Tener una sonrisa blanca y radiante es el deseo de muchas personas, y el blanqueamiento dental con peróxido de hidrógeno se ha convertido en una opción popular. Sin embargo, la curiosidad por replicar este tratamiento en casa usando agua oxigenada genera dudas sobre su seguridad.
El peróxido de hidrógeno (H₂O₂), comúnmente conocido como agua oxigenada, es un compuesto químico que combina hidrógeno y oxígeno. En odontología, se utiliza como agente blanqueador por su potente acción oxidante, capaz de penetrar el esmalte y descomponer las moléculas que causan las manchas.

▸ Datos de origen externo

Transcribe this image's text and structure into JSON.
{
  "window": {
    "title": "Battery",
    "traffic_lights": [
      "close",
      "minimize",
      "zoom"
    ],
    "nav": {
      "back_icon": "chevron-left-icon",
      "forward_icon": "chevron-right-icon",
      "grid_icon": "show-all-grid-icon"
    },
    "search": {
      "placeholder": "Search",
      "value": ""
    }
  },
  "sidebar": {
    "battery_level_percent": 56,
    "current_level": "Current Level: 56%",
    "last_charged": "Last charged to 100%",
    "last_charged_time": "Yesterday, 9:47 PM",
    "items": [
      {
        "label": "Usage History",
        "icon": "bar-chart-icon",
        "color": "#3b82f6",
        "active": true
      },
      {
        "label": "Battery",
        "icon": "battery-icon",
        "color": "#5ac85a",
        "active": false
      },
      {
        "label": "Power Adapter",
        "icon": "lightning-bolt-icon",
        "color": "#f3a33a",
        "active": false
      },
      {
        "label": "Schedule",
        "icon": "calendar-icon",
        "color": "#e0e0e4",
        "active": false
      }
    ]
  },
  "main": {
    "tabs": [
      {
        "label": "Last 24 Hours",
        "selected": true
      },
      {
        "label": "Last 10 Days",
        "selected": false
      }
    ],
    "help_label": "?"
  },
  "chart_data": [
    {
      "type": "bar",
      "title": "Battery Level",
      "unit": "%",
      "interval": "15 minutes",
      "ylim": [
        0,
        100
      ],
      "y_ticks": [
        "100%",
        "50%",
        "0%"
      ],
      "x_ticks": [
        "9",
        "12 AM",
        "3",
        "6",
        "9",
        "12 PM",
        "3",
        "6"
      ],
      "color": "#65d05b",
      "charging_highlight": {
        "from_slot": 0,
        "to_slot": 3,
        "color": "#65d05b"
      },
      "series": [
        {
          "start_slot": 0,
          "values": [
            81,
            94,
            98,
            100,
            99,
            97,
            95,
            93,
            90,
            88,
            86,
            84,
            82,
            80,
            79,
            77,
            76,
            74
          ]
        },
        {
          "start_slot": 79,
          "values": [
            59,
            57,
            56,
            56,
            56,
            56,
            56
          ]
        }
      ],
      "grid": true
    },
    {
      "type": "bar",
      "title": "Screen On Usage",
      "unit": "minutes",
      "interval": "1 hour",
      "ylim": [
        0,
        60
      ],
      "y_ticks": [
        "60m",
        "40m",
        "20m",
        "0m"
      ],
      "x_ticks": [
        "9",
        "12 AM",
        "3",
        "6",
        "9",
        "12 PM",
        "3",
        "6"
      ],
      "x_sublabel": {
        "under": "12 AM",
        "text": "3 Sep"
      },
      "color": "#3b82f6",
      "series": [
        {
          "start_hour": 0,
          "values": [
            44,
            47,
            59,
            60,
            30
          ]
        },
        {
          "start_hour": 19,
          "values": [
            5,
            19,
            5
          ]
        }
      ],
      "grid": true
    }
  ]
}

Riesgos del Uso de Agua Oxigenada en el Blanqueamiento Dental Casero
Primero, es importante saber que el peróxido de hidrógeno puede ser tóxico si es ingerido, se inhala o entra en contacto con la piel o los ojos. Por ello, has de extremar las precauciones cuando la utilizas en la cavidad dental. Empléala siempre en las disoluciones indicadas y nunca la bebas.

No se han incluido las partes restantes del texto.